5. Reasonable Pricing - quality contractors need to be rewarded for the work and reliability they provide, but pricing must still be reasonable

  • Never hire solely based on the lowest quoted price
  • Never allow contractors to compete on price - let them know you are getting additional quotes, but the price they provide to you should be the amount they need to provide the level of service you expect and not undermining the first contractor who responded
  • Clarify if you will need to hire another contractor to do any finish work once their work is completed - some contractors do it all, other contractors are limited by the type of license they have

6. Pleasant and Professional Interaction - if the contractor and you don't mesh well any time, try to work it out or part ways

  • Contractors will likely have to interact with the tenant and the tenant should feel reasonably comfortable with the contractor
  • You should be working together and not making life more complicated for one another

7. Discuss Expectations - this is the time to ask questions and set up communication guidelines

  • Ask your contractor to keep conversations to a minimum with a tenant and NEVER comment on the quality of workmanship done by someone else to the tenant and instead inform you of any deficiencies discovered while working at the property
  • Contractors are expected to treat the tenant's residence as a palace, even if it doesn't look like one (remove shoes/wear shoe covers, clean up the work area) 
  • Contractors are NEVER to enter the residence or complete work outside if an unaccompanied minor is present
  • Contractors should show up when expected and leave the property as quickly and efficiently as possible
  • Ask the contractor to explain the hiring and work completion process, including scheduling with the tenant
  • Tell your tenant this is the first time you've hired this particular contractor and you value their feedback BEFORE any work is done - keep the lines of communication open with your tenant
  • When is payment expected - a contractor can put a lien on your property if you don't pay the bill, so it's best to set up expectations in advance
  • Payment in advance of work completion is NOT recommended - if it's a larger project, you could pay for work in stages of completion, but paying for labor and likely materials in advance shouldn't be necessary.

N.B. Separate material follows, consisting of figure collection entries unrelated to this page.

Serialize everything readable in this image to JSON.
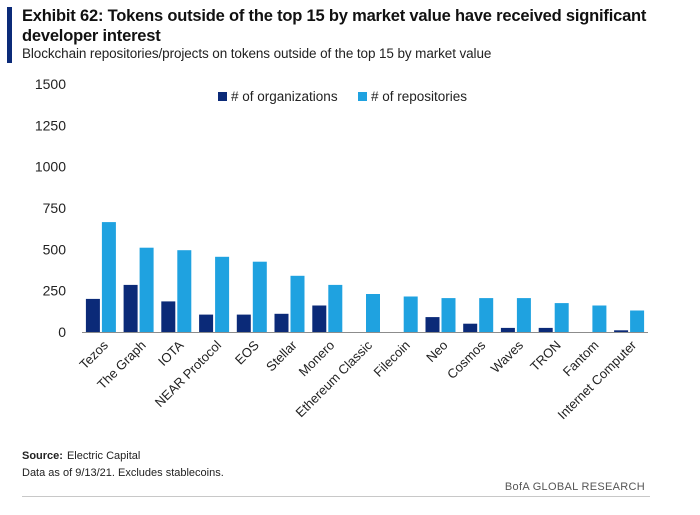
{
  "header": {
    "title": "Exhibit 62: Tokens outside of the top 15 by market value have received significant developer interest",
    "subtitle": "Blockchain repositories/projects on tokens outside of the top 15 by market value"
  },
  "footer": {
    "source_label": "Source:",
    "source_text": "Electric Capital",
    "note": "Data as of 9/13/21. Excludes stablecoins.",
    "brand": "BofA GLOBAL RESEARCH"
  },
  "colors": {
    "accent": "#0b2a78",
    "organizations": "#0b2a78",
    "repositories": "#1fa2e0"
  },
  "chart_data": {
    "type": "bar",
    "categories": [
      "Tezos",
      "The Graph",
      "IOTA",
      "NEAR Protocol",
      "EOS",
      "Stellar",
      "Monero",
      "Ethereum Classic",
      "Filecoin",
      "Neo",
      "Cosmos",
      "Waves",
      "TRON",
      "Fantom",
      "Internet Computer"
    ],
    "series": [
      {
        "name": "# of organizations",
        "values": [
          200,
          285,
          185,
          105,
          105,
          110,
          160,
          0,
          0,
          90,
          50,
          25,
          25,
          0,
          10
        ]
      },
      {
        "name": "# of repositories",
        "values": [
          665,
          510,
          495,
          455,
          425,
          340,
          285,
          230,
          215,
          205,
          205,
          205,
          175,
          160,
          130
        ]
      }
    ],
    "ylim": [
      0,
      1500
    ],
    "yticks": [
      "0",
      "250",
      "500",
      "750",
      "1000",
      "1250",
      "1500"
    ],
    "grid": false,
    "legend_position": "top-center"
  }
}
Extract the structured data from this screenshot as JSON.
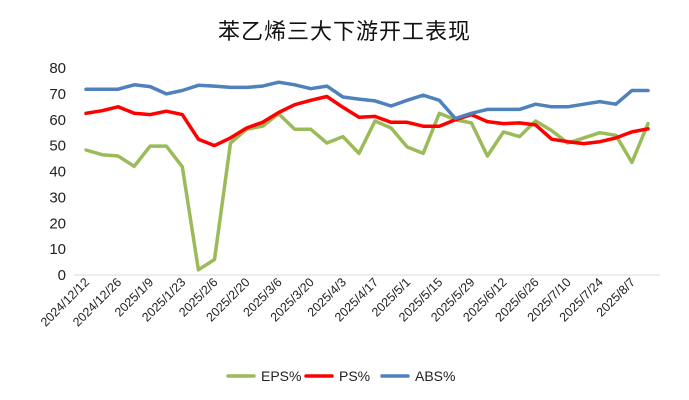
{
  "chart_data": {
    "type": "line",
    "title": "苯乙烯三大下游开工表现",
    "xlabel": "",
    "ylabel": "",
    "ylim": [
      0,
      80
    ],
    "y_ticks": [
      0,
      10,
      20,
      30,
      40,
      50,
      60,
      70,
      80
    ],
    "grid": false,
    "legend_position": "bottom",
    "x_tick_labels": [
      "2024/12/12",
      "2024/12/26",
      "2025/1/9",
      "2025/1/23",
      "2025/2/6",
      "2025/2/20",
      "2025/3/6",
      "2025/3/20",
      "2025/4/3",
      "2025/4/17",
      "2025/5/1",
      "2025/5/15",
      "2025/5/29",
      "2025/6/12",
      "2025/6/26",
      "2025/7/10",
      "2025/7/24",
      "2025/8/7"
    ],
    "x": [
      "2024/12/12",
      "2024/12/19",
      "2024/12/26",
      "2025/1/2",
      "2025/1/9",
      "2025/1/16",
      "2025/1/23",
      "2025/1/30",
      "2025/2/6",
      "2025/2/13",
      "2025/2/20",
      "2025/2/27",
      "2025/3/6",
      "2025/3/13",
      "2025/3/20",
      "2025/3/27",
      "2025/4/3",
      "2025/4/10",
      "2025/4/17",
      "2025/4/24",
      "2025/5/1",
      "2025/5/8",
      "2025/5/15",
      "2025/5/22",
      "2025/5/29",
      "2025/6/5",
      "2025/6/12",
      "2025/6/19",
      "2025/6/26",
      "2025/7/3",
      "2025/7/10",
      "2025/7/17",
      "2025/7/24",
      "2025/7/31",
      "2025/8/7",
      "2025/8/14"
    ],
    "series": [
      {
        "name": "EPS%",
        "color": "#9BBB59",
        "values": [
          48.3,
          46.5,
          46.0,
          42.0,
          49.8,
          49.8,
          41.8,
          2.0,
          6.0,
          51.0,
          56.3,
          57.5,
          62.3,
          56.3,
          56.3,
          51.0,
          53.5,
          47.0,
          59.5,
          56.8,
          49.5,
          47.0,
          62.5,
          60.0,
          58.8,
          46.0,
          55.3,
          53.5,
          59.5,
          55.8,
          51.0,
          53.0,
          55.0,
          54.0,
          43.5,
          58.5
        ]
      },
      {
        "name": "PS%",
        "color": "#FF0000",
        "values": [
          62.5,
          63.5,
          65.0,
          62.5,
          62.0,
          63.3,
          62.0,
          52.5,
          50.0,
          53.0,
          56.8,
          59.0,
          62.8,
          65.8,
          67.5,
          69.0,
          64.8,
          61.0,
          61.3,
          59.0,
          59.0,
          57.5,
          57.5,
          60.0,
          62.0,
          59.3,
          58.5,
          58.8,
          58.0,
          52.5,
          51.5,
          50.8,
          51.5,
          53.0,
          55.3,
          56.5
        ]
      },
      {
        "name": "ABS%",
        "color": "#4F81BD",
        "values": [
          71.8,
          71.8,
          71.8,
          73.5,
          72.8,
          70.0,
          71.3,
          73.3,
          73.0,
          72.5,
          72.5,
          73.0,
          74.5,
          73.5,
          72.0,
          73.0,
          68.8,
          68.0,
          67.3,
          65.3,
          67.5,
          69.5,
          67.5,
          60.5,
          62.5,
          64.0,
          64.0,
          64.0,
          66.0,
          65.0,
          65.0,
          66.0,
          67.0,
          66.0,
          71.3,
          71.3
        ]
      }
    ]
  }
}
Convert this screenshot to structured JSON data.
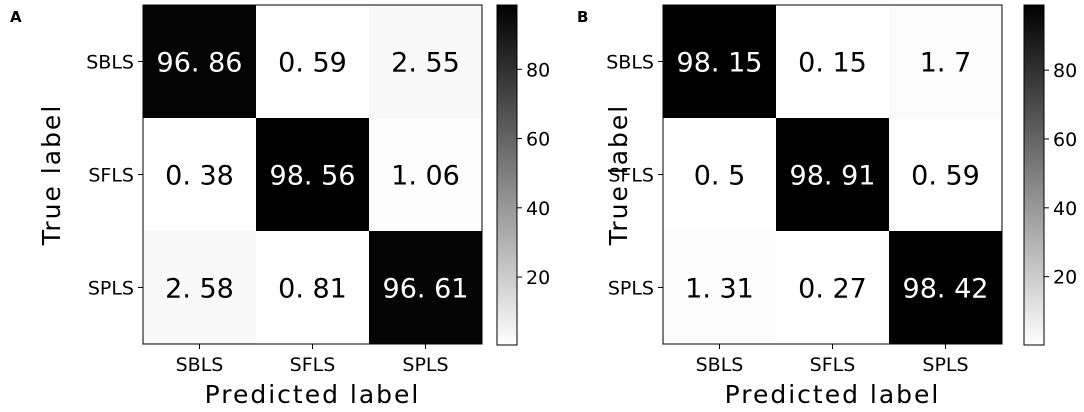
{
  "chart_data": [
    {
      "panel_label": "A",
      "type": "heatmap",
      "ylabel": "True label",
      "xlabel": "Predicted label",
      "x_categories": [
        "SBLS",
        "SFLS",
        "SPLS"
      ],
      "y_categories": [
        "SBLS",
        "SFLS",
        "SPLS"
      ],
      "cell_labels": [
        [
          "96. 86",
          "0. 59",
          "2. 55"
        ],
        [
          "0. 38",
          "98. 56",
          "1. 06"
        ],
        [
          "2. 58",
          "0. 81",
          "96. 61"
        ]
      ],
      "values": [
        [
          96.86,
          0.59,
          2.55
        ],
        [
          0.38,
          98.56,
          1.06
        ],
        [
          2.58,
          0.81,
          96.61
        ]
      ],
      "colorbar": {
        "ticks": [
          "20",
          "40",
          "60",
          "80"
        ],
        "range": [
          0.38,
          98.56
        ],
        "colormap": "white-to-black"
      }
    },
    {
      "panel_label": "B",
      "type": "heatmap",
      "ylabel": "True label",
      "xlabel": "Predicted label",
      "x_categories": [
        "SBLS",
        "SFLS",
        "SPLS"
      ],
      "y_categories": [
        "SBLS",
        "SFLS",
        "SPLS"
      ],
      "cell_labels": [
        [
          "98. 15",
          "0. 15",
          "1. 7"
        ],
        [
          "0. 5",
          "98. 91",
          "0. 59"
        ],
        [
          "1. 31",
          "0. 27",
          "98. 42"
        ]
      ],
      "values": [
        [
          98.15,
          0.15,
          1.7
        ],
        [
          0.5,
          98.91,
          0.59
        ],
        [
          1.31,
          0.27,
          98.42
        ]
      ],
      "colorbar": {
        "ticks": [
          "20",
          "40",
          "60",
          "80"
        ],
        "range": [
          0.15,
          98.91
        ],
        "colormap": "white-to-black"
      }
    }
  ]
}
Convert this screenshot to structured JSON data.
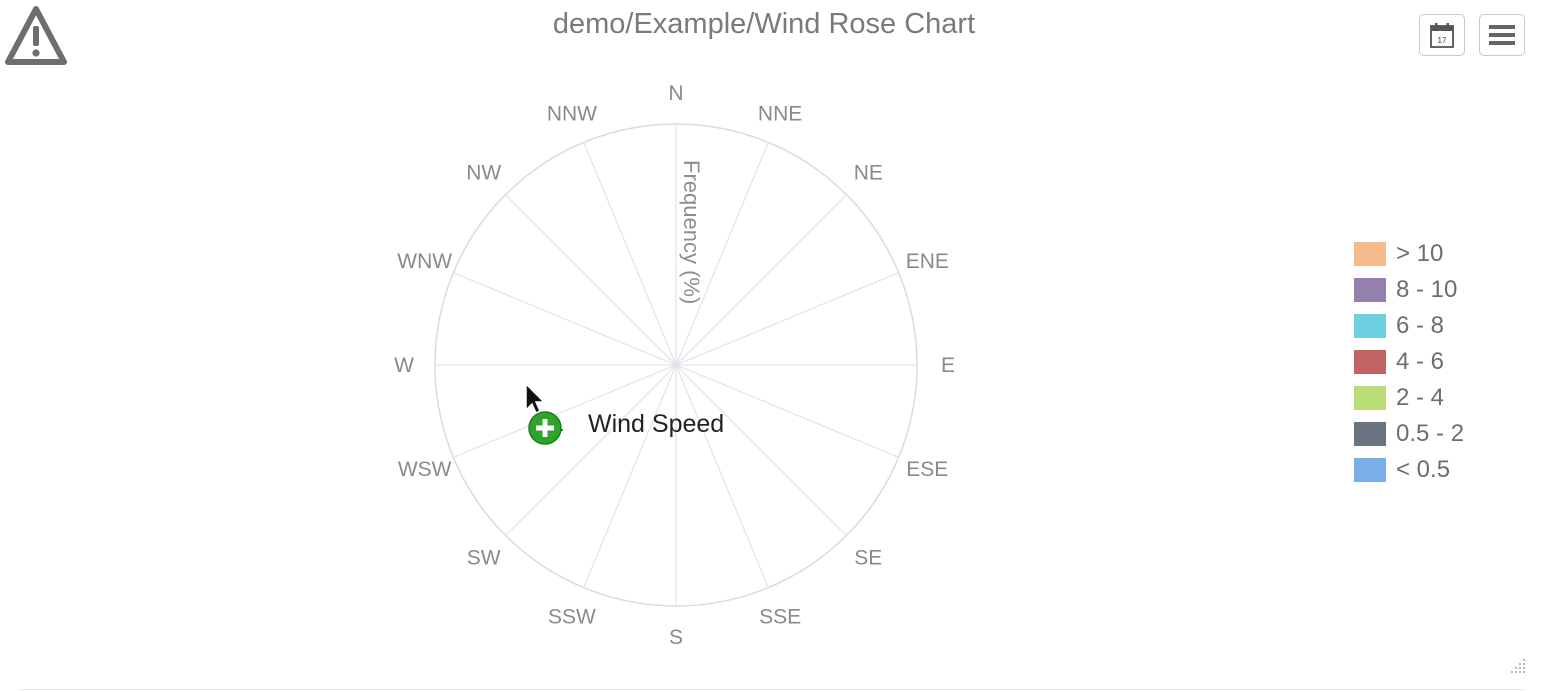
{
  "page": {
    "title": "demo/Example/Wind Rose Chart"
  },
  "toolbar": {
    "calendar_day": "17",
    "calendar_icon": "calendar-icon",
    "menu_icon": "hamburger-menu-icon",
    "warning_icon": "warning-triangle-icon"
  },
  "drag_indicator": {
    "label": "Wind Speed",
    "icon": "green-plus-icon"
  },
  "chart_data": {
    "type": "wind-rose",
    "title": "demo/Example/Wind Rose Chart",
    "axis_title": "Frequency (%)",
    "directions": [
      "N",
      "NNE",
      "NE",
      "ENE",
      "E",
      "ESE",
      "SE",
      "SSE",
      "S",
      "SSW",
      "SW",
      "WSW",
      "W",
      "WNW",
      "NW",
      "NNW"
    ],
    "series": [
      {
        "name": "> 10",
        "color": "#f7bb8b",
        "values": []
      },
      {
        "name": "8 - 10",
        "color": "#9580ad",
        "values": []
      },
      {
        "name": "6 - 8",
        "color": "#6ed0e1",
        "values": []
      },
      {
        "name": "4 - 6",
        "color": "#c26364",
        "values": []
      },
      {
        "name": "2 - 4",
        "color": "#b8dc76",
        "values": []
      },
      {
        "name": "0.5 - 2",
        "color": "#6a7480",
        "values": []
      },
      {
        "name": "< 0.5",
        "color": "#7aaee8",
        "values": []
      }
    ],
    "legend_position": "right",
    "grid": true
  }
}
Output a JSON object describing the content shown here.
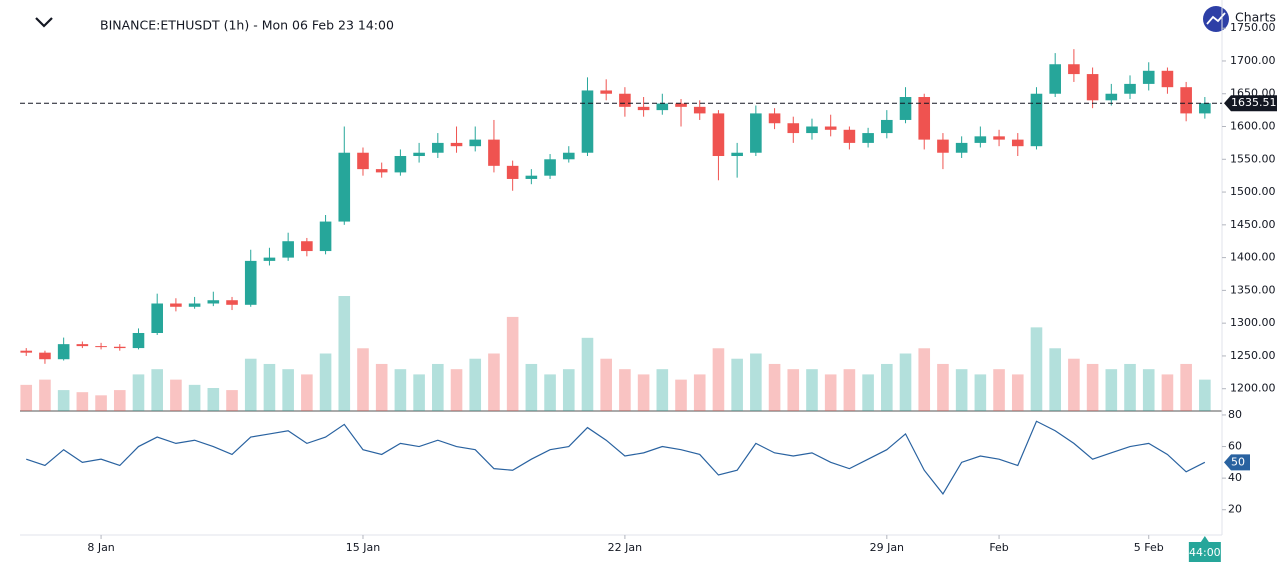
{
  "header": {
    "brand": "Charts"
  },
  "chart_data": {
    "type": "candlestick",
    "title": "BINANCE:ETHUSDT (1h) - Mon 06 Feb 23 14:00",
    "countdown_label": "44:00",
    "up_color": "#26a69a",
    "down_color": "#ef5350",
    "x": [
      0,
      12,
      24,
      36,
      48,
      60,
      72,
      84,
      96,
      108,
      120,
      132,
      144,
      156,
      168,
      180,
      192,
      204,
      216,
      228,
      240,
      252,
      264,
      276,
      288,
      300,
      312,
      324,
      336,
      348,
      360,
      372,
      384,
      396,
      408,
      420,
      432,
      444,
      456,
      468,
      480,
      492,
      504,
      516,
      528,
      540,
      552,
      564,
      576,
      588,
      600,
      612,
      624,
      636,
      648,
      660,
      672,
      684,
      696,
      708,
      720,
      732,
      744,
      756
    ],
    "open": [
      1258,
      1255,
      1245,
      1268,
      1265,
      1264,
      1262,
      1285,
      1330,
      1325,
      1330,
      1335,
      1328,
      1395,
      1400,
      1425,
      1410,
      1455,
      1560,
      1535,
      1530,
      1555,
      1560,
      1575,
      1570,
      1580,
      1540,
      1520,
      1525,
      1550,
      1560,
      1655,
      1650,
      1630,
      1625,
      1635,
      1630,
      1620,
      1555,
      1560,
      1620,
      1605,
      1590,
      1600,
      1595,
      1575,
      1590,
      1610,
      1645,
      1580,
      1560,
      1575,
      1585,
      1580,
      1570,
      1650,
      1695,
      1680,
      1640,
      1650,
      1665,
      1685,
      1660,
      1620
    ],
    "high": [
      1262,
      1258,
      1278,
      1272,
      1270,
      1268,
      1292,
      1345,
      1338,
      1340,
      1348,
      1340,
      1412,
      1415,
      1438,
      1430,
      1465,
      1600,
      1568,
      1545,
      1565,
      1575,
      1590,
      1600,
      1600,
      1610,
      1548,
      1535,
      1558,
      1570,
      1675,
      1672,
      1660,
      1645,
      1650,
      1642,
      1640,
      1625,
      1575,
      1632,
      1628,
      1615,
      1612,
      1618,
      1600,
      1598,
      1625,
      1660,
      1650,
      1590,
      1585,
      1600,
      1595,
      1590,
      1660,
      1712,
      1718,
      1690,
      1665,
      1678,
      1698,
      1690,
      1668,
      1645
    ],
    "low": [
      1250,
      1238,
      1243,
      1262,
      1260,
      1258,
      1260,
      1282,
      1318,
      1322,
      1326,
      1320,
      1325,
      1388,
      1395,
      1402,
      1405,
      1450,
      1525,
      1522,
      1525,
      1545,
      1552,
      1560,
      1562,
      1530,
      1502,
      1512,
      1520,
      1545,
      1555,
      1640,
      1615,
      1615,
      1618,
      1600,
      1610,
      1518,
      1522,
      1555,
      1596,
      1575,
      1580,
      1585,
      1565,
      1568,
      1582,
      1605,
      1565,
      1535,
      1552,
      1568,
      1570,
      1555,
      1565,
      1645,
      1668,
      1628,
      1632,
      1642,
      1655,
      1650,
      1608,
      1612
    ],
    "close": [
      1255,
      1245,
      1268,
      1265,
      1264,
      1262,
      1285,
      1330,
      1325,
      1330,
      1335,
      1328,
      1395,
      1400,
      1425,
      1410,
      1455,
      1560,
      1535,
      1530,
      1555,
      1560,
      1575,
      1570,
      1580,
      1540,
      1520,
      1525,
      1550,
      1560,
      1655,
      1650,
      1630,
      1625,
      1635,
      1630,
      1620,
      1555,
      1560,
      1620,
      1605,
      1590,
      1600,
      1595,
      1575,
      1590,
      1610,
      1645,
      1580,
      1560,
      1575,
      1585,
      1580,
      1570,
      1650,
      1695,
      1680,
      1640,
      1650,
      1665,
      1685,
      1660,
      1620,
      1635.51
    ],
    "volume": [
      25,
      30,
      20,
      18,
      15,
      20,
      35,
      40,
      30,
      25,
      22,
      20,
      50,
      45,
      40,
      35,
      55,
      110,
      60,
      45,
      40,
      35,
      45,
      40,
      50,
      55,
      90,
      45,
      35,
      40,
      70,
      50,
      40,
      35,
      40,
      30,
      35,
      60,
      50,
      55,
      45,
      40,
      40,
      35,
      40,
      35,
      45,
      55,
      60,
      45,
      40,
      35,
      40,
      35,
      80,
      60,
      50,
      45,
      40,
      45,
      40,
      35,
      45,
      30
    ],
    "xlim": [
      -4,
      767
    ],
    "xticks": [
      {
        "value": 48,
        "label": "8 Jan"
      },
      {
        "value": 216,
        "label": "15 Jan"
      },
      {
        "value": 384,
        "label": "22 Jan"
      },
      {
        "value": 552,
        "label": "29 Jan"
      },
      {
        "value": 624,
        "label": "Feb"
      },
      {
        "value": 720,
        "label": "5 Feb"
      }
    ],
    "ylim": [
      1166,
      1793
    ],
    "yticks": [
      {
        "value": 1200,
        "label": "1200.00"
      },
      {
        "value": 1250,
        "label": "1250.00"
      },
      {
        "value": 1300,
        "label": "1300.00"
      },
      {
        "value": 1350,
        "label": "1350.00"
      },
      {
        "value": 1400,
        "label": "1400.00"
      },
      {
        "value": 1450,
        "label": "1450.00"
      },
      {
        "value": 1500,
        "label": "1500.00"
      },
      {
        "value": 1550,
        "label": "1550.00"
      },
      {
        "value": 1600,
        "label": "1600.00"
      },
      {
        "value": 1650,
        "label": "1650.00"
      },
      {
        "value": 1700,
        "label": "1700.00"
      },
      {
        "value": 1750,
        "label": "1750.00"
      }
    ],
    "rsi": {
      "color": "#2962a0",
      "values": [
        52,
        48,
        58,
        50,
        52,
        48,
        60,
        66,
        62,
        64,
        60,
        55,
        66,
        68,
        70,
        62,
        66,
        74,
        58,
        55,
        62,
        60,
        64,
        60,
        58,
        46,
        45,
        52,
        58,
        60,
        72,
        64,
        54,
        56,
        60,
        58,
        55,
        42,
        45,
        62,
        56,
        54,
        56,
        50,
        46,
        52,
        58,
        68,
        45,
        30,
        50,
        54,
        52,
        48,
        76,
        70,
        62,
        52,
        56,
        60,
        62,
        55,
        44,
        50
      ],
      "ylim": [
        4,
        82.5
      ],
      "yticks": [
        20,
        40,
        60,
        80
      ]
    }
  }
}
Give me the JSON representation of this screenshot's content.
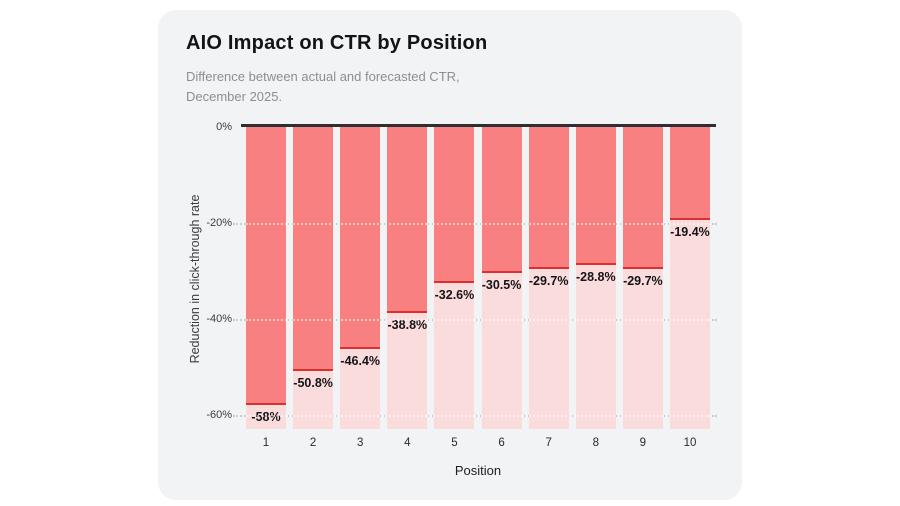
{
  "page": {
    "background": "#ffffff",
    "card_background": "#F2F3F5"
  },
  "card": {
    "title": "AIO Impact on CTR by Position",
    "subtitle_line1": "Difference between actual and forecasted CTR,",
    "subtitle_line2": "December 2025."
  },
  "chart_data": {
    "type": "bar",
    "title": "AIO Impact on CTR by Position",
    "subtitle": "Difference between actual and forecasted CTR, December 2025.",
    "categories": [
      "1",
      "2",
      "3",
      "4",
      "5",
      "6",
      "7",
      "8",
      "9",
      "10"
    ],
    "values": [
      -58,
      -50.8,
      -46.4,
      -38.8,
      -32.6,
      -30.5,
      -29.7,
      -28.8,
      -29.7,
      -19.4
    ],
    "value_labels": [
      "-58%",
      "-50.8%",
      "-46.4%",
      "-38.8%",
      "-32.6%",
      "-30.5%",
      "-29.7%",
      "-28.8%",
      "-29.7%",
      "-19.4%"
    ],
    "xlabel": "Position",
    "ylabel": "Reduction in click-through rate",
    "yticks": [
      {
        "value": 0,
        "label": "0%"
      },
      {
        "value": -20,
        "label": "-20%"
      },
      {
        "value": -40,
        "label": "-40%"
      },
      {
        "value": -60,
        "label": "-60%"
      }
    ],
    "ylim": [
      0,
      -63
    ],
    "grid": "dotted horizontal at -20, -40, -60",
    "legend": "none",
    "colors": {
      "bar_fill": "#F98080",
      "bar_track": "#FBDCDC",
      "value_line": "#DC2F2F",
      "zero_axis_line": "#2E2E35",
      "label_text": "#141418"
    }
  }
}
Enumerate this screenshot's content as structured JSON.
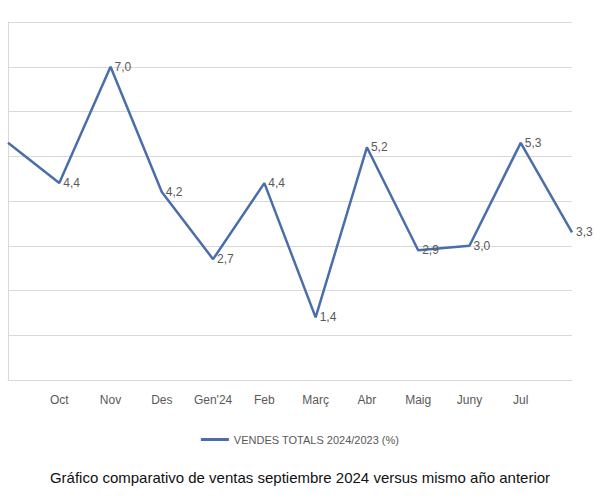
{
  "chart_data": {
    "type": "line",
    "title": "Gráfico comparativo de ventas septiembre 2024 versus mismo año anterior",
    "categories": [
      null,
      "Oct",
      "Nov",
      "Des",
      "Gen'24",
      "Feb",
      "Març",
      "Abr",
      "Maig",
      "Juny",
      "Jul",
      null
    ],
    "series": [
      {
        "name": "VENDES TOTALS 2024/2023 (%)",
        "color": "#4a6ea9",
        "values": [
          5.3,
          4.4,
          7.0,
          4.2,
          2.7,
          4.4,
          1.4,
          5.2,
          2.9,
          3.0,
          5.3,
          3.3
        ],
        "value_labels": [
          null,
          "4,4",
          "7,0",
          "4,2",
          "2,7",
          "4,4",
          "1,4",
          "5,2",
          "2,9",
          "3,0",
          "5,3",
          "3,3"
        ]
      }
    ],
    "ylim": [
      0,
      8
    ],
    "yticks": [
      0,
      1,
      2,
      3,
      4,
      5,
      6,
      7,
      8
    ],
    "grid": true,
    "legend": "bottom",
    "data_labels": true,
    "tick_labels": "x"
  }
}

Materials and supply providers where the contractor shops can put a lien on your property if the contractor doesn't pay for materials. Of course, you could always shop for the materials and pay for them directly if you prefer.
  • Establish the best way for all parties to reach one another

8. Quality of Work - check the work done prior to paying for the work completed on the first few jobs

  • Ask the contractor to send photos
  • Ask the tenant to rate their experience with the contractor
  • Visit the rental property to view the work in person if your instincts leave you unsure of quality from the photos or tenant experience

9. Detailed Invoice - every invoice must contain the following

  • Date
  • Contractor name
  • Contractor contact information
  • Date work completed
  • Address of the rental property where work was completed
  • Description of work performed
  • Warranty information, if any
  • Price
  • Sales Tax Rate
  • Sales Tax Total
  • Grand Total

As you can see, selecting contractors to work on your rental property is a detailed process. But, if you find a great contractor who likes to work for you and your tenants like the contractor, you life as a landlord will be so much easier. Quality contractors appreciate repeat business and landlords who treat them as professionals. Be kind. Never minimize what they do for you. Express your gratitude. Help your contractors be amazing by letting them know what you need. If you lay the foundation, you will see great returns for your property, your peace of mind and build a lasting relationship. Your property manager works on contractor relationships daily to keep your rental property in shape so you don't have to work so hard each time repairs or maintenance are needed.